COVID-19: Mini-pupillages move online
Much like the virtual vacation schemes now being offered by corporate law firms
Mini-pupillage at a number of chambers has moved online.
This comes after we reported that some sets have shelved their schemes until further notice due to coronavirus.
4 Pump Court opened its (virtual) doors to 16 mini-pupils for one day this month. The group took part in two discussions featuring the chambers’ most junior tenant, its joint head of chambers, joint head of pupillage and a member of its clerking team.
In between, the mini-pupils were each paired with a junior member of chambers: first for a chat about chambers and their career aspirations; and then for an exercise on remote advocacy. The virtual format enabled one mini-pupil to tune in from as far as New Zealand to participate in the paired sessions earlier in the week at a more convenient time.
4 Pump Court hopes to resume in-person minis from the autumn. The barrister ‘supervisors’ felt the format allowed for more focused discussion during the remote one-to-one sessions compared to a traditional mini-pupillage. It also exposed the mini-pupils to more members of chambers at a wider range of seniorities, they found.
Landmark Chambers will similarly welcome mini-pupils to its set, albeit online. The planning and environmental law specialist is piloting a virtual mini-pupillage scheme this week for some of the applicants from its last application round.

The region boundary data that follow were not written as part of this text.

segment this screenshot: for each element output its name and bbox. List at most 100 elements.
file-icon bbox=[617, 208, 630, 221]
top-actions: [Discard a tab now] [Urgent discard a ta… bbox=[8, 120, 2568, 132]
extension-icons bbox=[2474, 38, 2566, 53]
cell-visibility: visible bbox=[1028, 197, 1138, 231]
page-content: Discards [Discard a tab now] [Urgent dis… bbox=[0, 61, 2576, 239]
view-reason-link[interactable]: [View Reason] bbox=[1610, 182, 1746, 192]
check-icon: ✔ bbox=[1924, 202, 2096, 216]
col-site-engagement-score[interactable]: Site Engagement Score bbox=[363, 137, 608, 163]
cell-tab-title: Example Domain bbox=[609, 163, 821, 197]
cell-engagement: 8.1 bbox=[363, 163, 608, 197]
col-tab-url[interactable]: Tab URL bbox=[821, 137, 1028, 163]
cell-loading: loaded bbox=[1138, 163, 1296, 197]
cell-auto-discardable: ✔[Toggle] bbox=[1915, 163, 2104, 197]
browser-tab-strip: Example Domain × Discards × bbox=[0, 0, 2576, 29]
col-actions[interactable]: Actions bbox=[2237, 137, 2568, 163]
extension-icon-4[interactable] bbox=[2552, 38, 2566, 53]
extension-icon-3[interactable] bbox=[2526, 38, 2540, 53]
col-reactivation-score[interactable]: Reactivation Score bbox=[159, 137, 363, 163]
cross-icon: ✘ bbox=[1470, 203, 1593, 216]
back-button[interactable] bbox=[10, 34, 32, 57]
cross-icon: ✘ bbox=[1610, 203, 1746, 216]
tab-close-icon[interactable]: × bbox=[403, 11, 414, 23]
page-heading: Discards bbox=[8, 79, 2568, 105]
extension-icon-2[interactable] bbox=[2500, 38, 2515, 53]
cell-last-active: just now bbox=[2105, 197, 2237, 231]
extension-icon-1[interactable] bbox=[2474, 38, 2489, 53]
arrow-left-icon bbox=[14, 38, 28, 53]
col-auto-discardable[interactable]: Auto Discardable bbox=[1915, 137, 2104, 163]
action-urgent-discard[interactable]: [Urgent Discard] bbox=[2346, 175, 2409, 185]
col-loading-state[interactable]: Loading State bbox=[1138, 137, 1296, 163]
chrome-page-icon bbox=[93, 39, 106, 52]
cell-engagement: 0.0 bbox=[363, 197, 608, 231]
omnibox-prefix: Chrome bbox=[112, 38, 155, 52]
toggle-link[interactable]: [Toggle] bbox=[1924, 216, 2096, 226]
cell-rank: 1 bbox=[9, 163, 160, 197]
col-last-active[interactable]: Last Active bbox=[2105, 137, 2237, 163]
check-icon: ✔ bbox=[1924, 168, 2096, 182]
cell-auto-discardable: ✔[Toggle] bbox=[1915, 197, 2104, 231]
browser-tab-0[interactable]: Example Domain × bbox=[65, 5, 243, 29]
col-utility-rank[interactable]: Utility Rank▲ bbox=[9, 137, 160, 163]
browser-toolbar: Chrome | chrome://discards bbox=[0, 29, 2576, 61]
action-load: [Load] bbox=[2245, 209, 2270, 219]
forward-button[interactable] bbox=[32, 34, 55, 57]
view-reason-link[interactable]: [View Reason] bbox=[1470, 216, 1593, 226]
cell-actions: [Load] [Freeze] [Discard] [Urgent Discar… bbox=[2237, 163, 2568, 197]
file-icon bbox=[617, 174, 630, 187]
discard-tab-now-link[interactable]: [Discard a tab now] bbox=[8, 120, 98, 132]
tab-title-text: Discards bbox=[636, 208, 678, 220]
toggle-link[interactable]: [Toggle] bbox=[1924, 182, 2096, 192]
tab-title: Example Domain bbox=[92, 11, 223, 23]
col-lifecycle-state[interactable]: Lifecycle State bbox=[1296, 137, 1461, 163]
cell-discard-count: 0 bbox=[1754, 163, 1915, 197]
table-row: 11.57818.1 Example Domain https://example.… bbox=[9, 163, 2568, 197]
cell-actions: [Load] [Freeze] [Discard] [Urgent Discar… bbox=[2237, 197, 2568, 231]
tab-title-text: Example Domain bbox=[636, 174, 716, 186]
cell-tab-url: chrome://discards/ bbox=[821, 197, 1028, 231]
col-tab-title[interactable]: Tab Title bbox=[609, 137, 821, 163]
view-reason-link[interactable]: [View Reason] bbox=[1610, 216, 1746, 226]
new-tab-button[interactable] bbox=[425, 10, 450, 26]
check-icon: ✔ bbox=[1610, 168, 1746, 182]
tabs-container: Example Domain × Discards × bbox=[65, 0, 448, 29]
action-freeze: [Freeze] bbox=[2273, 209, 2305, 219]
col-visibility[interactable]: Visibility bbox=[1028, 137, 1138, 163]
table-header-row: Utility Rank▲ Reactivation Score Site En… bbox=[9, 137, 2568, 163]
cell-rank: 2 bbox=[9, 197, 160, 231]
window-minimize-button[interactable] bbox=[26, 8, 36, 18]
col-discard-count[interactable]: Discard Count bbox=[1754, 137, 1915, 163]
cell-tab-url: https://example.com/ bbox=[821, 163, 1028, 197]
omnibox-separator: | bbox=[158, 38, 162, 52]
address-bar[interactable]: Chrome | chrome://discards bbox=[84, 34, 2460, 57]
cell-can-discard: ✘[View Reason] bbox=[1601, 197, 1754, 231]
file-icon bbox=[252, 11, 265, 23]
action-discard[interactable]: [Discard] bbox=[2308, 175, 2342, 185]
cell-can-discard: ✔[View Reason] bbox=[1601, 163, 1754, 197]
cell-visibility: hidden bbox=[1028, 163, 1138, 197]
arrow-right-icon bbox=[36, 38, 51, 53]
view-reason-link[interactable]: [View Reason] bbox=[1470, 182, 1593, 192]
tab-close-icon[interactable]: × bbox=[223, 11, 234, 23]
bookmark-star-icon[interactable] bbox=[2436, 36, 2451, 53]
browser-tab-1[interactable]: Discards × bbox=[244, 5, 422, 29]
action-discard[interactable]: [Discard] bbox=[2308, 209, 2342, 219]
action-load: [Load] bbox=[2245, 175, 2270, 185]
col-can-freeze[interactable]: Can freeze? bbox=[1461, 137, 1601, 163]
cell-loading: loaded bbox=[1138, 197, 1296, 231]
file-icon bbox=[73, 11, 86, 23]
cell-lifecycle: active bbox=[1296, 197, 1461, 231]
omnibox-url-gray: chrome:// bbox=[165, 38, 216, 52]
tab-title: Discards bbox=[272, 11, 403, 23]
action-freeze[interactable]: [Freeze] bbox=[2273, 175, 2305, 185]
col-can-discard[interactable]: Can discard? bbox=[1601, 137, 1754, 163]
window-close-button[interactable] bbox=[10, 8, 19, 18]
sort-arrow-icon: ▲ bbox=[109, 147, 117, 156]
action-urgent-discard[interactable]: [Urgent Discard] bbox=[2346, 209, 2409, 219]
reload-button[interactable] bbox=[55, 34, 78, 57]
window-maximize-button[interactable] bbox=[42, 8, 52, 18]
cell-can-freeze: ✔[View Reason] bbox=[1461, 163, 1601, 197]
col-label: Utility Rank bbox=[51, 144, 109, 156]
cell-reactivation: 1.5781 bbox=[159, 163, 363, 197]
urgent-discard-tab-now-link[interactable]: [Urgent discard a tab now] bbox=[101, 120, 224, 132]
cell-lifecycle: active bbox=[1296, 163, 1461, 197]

Over the course of two days mini-pupils will be supervised and complete work with feedback provided over Skype. Throughout these days the pupillage committee will check in with mini-pupils to answer any questions they might have and to find out more about life as a pupil or baby junior. To conclude the week, the mini-pupils will come together for a virtual coffee and webinars delivered by senior members from chambers.
Falcon Chambers held a virtual mini-pupillage via Zoom last month. Four members of chambers of varying levels of seniority and a senior member from its clerking team joined 37 mini-pupils for a series of talks. The talks provided “a taster of life at the bar and in chambers” and “the opportunity to have their most pressing questions answered”. They aimed to replicate what would ordinarily be given to mini-pupils over the course of their time in chambers.

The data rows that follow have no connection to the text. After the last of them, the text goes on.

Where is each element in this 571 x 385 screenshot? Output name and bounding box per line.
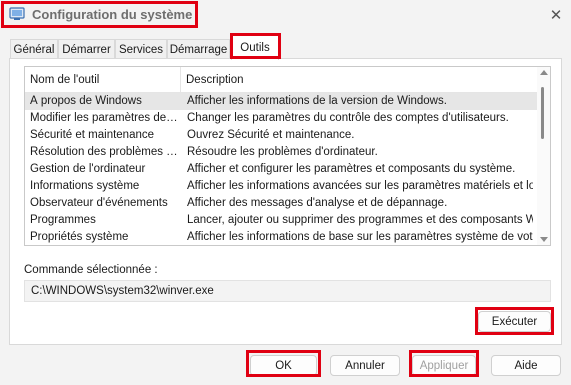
tool-row[interactable]: Résolution des problèmes Wi... Résoudre …	[25, 144, 537, 161]
column-header-description[interactable]: Description	[181, 67, 537, 93]
tool-row[interactable]: Modifier les paramètres de c... Changer …	[25, 110, 537, 127]
tool-name: Gestion de l'ordinateur	[30, 163, 146, 175]
tool-row[interactable]: Informations système Afficher les inform…	[25, 178, 537, 195]
scroll-down-arrow-icon[interactable]	[540, 237, 548, 242]
apply-button-highlight-box	[409, 350, 479, 377]
tool-description: Ouvrez Sécurité et maintenance.	[187, 129, 355, 141]
tool-row[interactable]: Programmes Lancer, ajouter ou supprimer …	[25, 212, 537, 229]
ok-button-highlight-box	[246, 350, 321, 377]
title-bar[interactable]: Configuration du système ✕	[0, 0, 571, 31]
tab-demarrer[interactable]: Démarrer	[58, 39, 115, 59]
system-config-icon	[9, 7, 25, 21]
tool-row[interactable]: Observateur d'événements Afficher des me…	[25, 195, 537, 212]
tool-name: Propriétés système	[30, 231, 129, 243]
run-button-highlight-box	[475, 307, 554, 335]
vertical-scrollbar[interactable]	[537, 67, 550, 245]
tab-outils-highlight-box	[230, 33, 281, 59]
selected-command-label: Commande sélectionnée :	[24, 264, 158, 276]
window-title: Configuration du système	[32, 7, 193, 22]
list-header: Nom de l'outil Description	[25, 67, 537, 93]
close-icon[interactable]: ✕	[545, 4, 567, 26]
tool-row[interactable]: Gestion de l'ordinateur Afficher et conf…	[25, 161, 537, 178]
tab-general[interactable]: Général	[10, 39, 58, 59]
tool-description: Résoudre les problèmes d'ordinateur.	[187, 146, 378, 158]
tool-description: Afficher des messages d'analyse et de dé…	[187, 197, 448, 209]
tool-description: Afficher et configurer les paramètres et…	[187, 163, 516, 175]
tool-description: Afficher les informations de base sur le…	[187, 231, 533, 243]
tool-row[interactable]: À propos de Windows Afficher les informa…	[25, 93, 537, 110]
column-header-name[interactable]: Nom de l'outil	[25, 67, 181, 93]
tool-name: Modifier les paramètres de c...	[30, 112, 180, 124]
scroll-up-arrow-icon[interactable]	[540, 70, 548, 75]
tool-row[interactable]: Sécurité et maintenance Ouvrez Sécurité …	[25, 127, 537, 144]
tool-row[interactable]: Propriétés système Afficher les informat…	[25, 229, 537, 245]
tool-name: Sécurité et maintenance	[30, 129, 155, 141]
tab-demarrage[interactable]: Démarrage	[167, 39, 230, 59]
tool-description: Changer les paramètres du contrôle des c…	[187, 112, 509, 124]
tab-services[interactable]: Services	[115, 39, 167, 59]
tool-name: Résolution des problèmes Wi...	[30, 146, 180, 158]
tool-name: Informations système	[30, 180, 140, 192]
tool-name: Observateur d'événements	[30, 197, 168, 209]
tool-description: Afficher les informations de la version …	[187, 95, 447, 107]
cancel-button[interactable]: Annuler	[330, 355, 400, 376]
tools-list[interactable]: Nom de l'outil Description À propos de W…	[24, 66, 551, 246]
tool-name: Programmes	[30, 214, 96, 226]
selected-command-field[interactable]: C:\WINDOWS\system32\winver.exe	[24, 280, 551, 302]
tool-description: Afficher les informations avancées sur l…	[187, 180, 533, 192]
help-button[interactable]: Aide	[491, 355, 561, 376]
tool-description: Lancer, ajouter ou supprimer des program…	[187, 214, 533, 226]
tool-name: À propos de Windows	[30, 95, 142, 107]
scrollbar-thumb[interactable]	[541, 87, 544, 139]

A spokesperson from the set, which specialises in property law, said “we are already planning more online sessions, so watch this space!”

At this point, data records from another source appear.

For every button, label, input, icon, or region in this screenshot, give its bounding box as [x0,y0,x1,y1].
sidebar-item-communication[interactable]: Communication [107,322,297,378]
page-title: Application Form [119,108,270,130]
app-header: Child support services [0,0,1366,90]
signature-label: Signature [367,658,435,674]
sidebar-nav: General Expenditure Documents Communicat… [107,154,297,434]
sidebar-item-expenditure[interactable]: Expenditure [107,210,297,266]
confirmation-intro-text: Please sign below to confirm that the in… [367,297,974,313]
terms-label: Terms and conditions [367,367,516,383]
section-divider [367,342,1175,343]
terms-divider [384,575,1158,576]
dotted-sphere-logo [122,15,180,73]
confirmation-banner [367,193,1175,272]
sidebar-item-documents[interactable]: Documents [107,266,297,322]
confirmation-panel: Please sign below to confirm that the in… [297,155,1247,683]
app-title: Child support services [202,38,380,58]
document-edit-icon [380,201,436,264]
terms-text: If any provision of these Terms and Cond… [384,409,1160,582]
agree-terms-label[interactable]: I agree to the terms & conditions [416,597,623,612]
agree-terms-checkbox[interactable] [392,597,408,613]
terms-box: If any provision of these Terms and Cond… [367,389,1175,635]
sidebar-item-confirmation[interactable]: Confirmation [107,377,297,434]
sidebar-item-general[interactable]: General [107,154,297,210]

A mini-pupillage is a work experience placement for budding barristers to experience life in chambers. During a placement, which typically last from around a few days to a week and tend to align with court terms, they might attend court, assist with drafting or sit in on conferences with clients.
Given the current public health pandemic and the government’s advice to socially distance ourselves as well as work from home where possible, it’s understandable that some chambers have had to put their work experience programmes on hold or come up with new ways to inspire their future pupil barristers — much like the virtual vacation schemes now being offered by corporate law firms.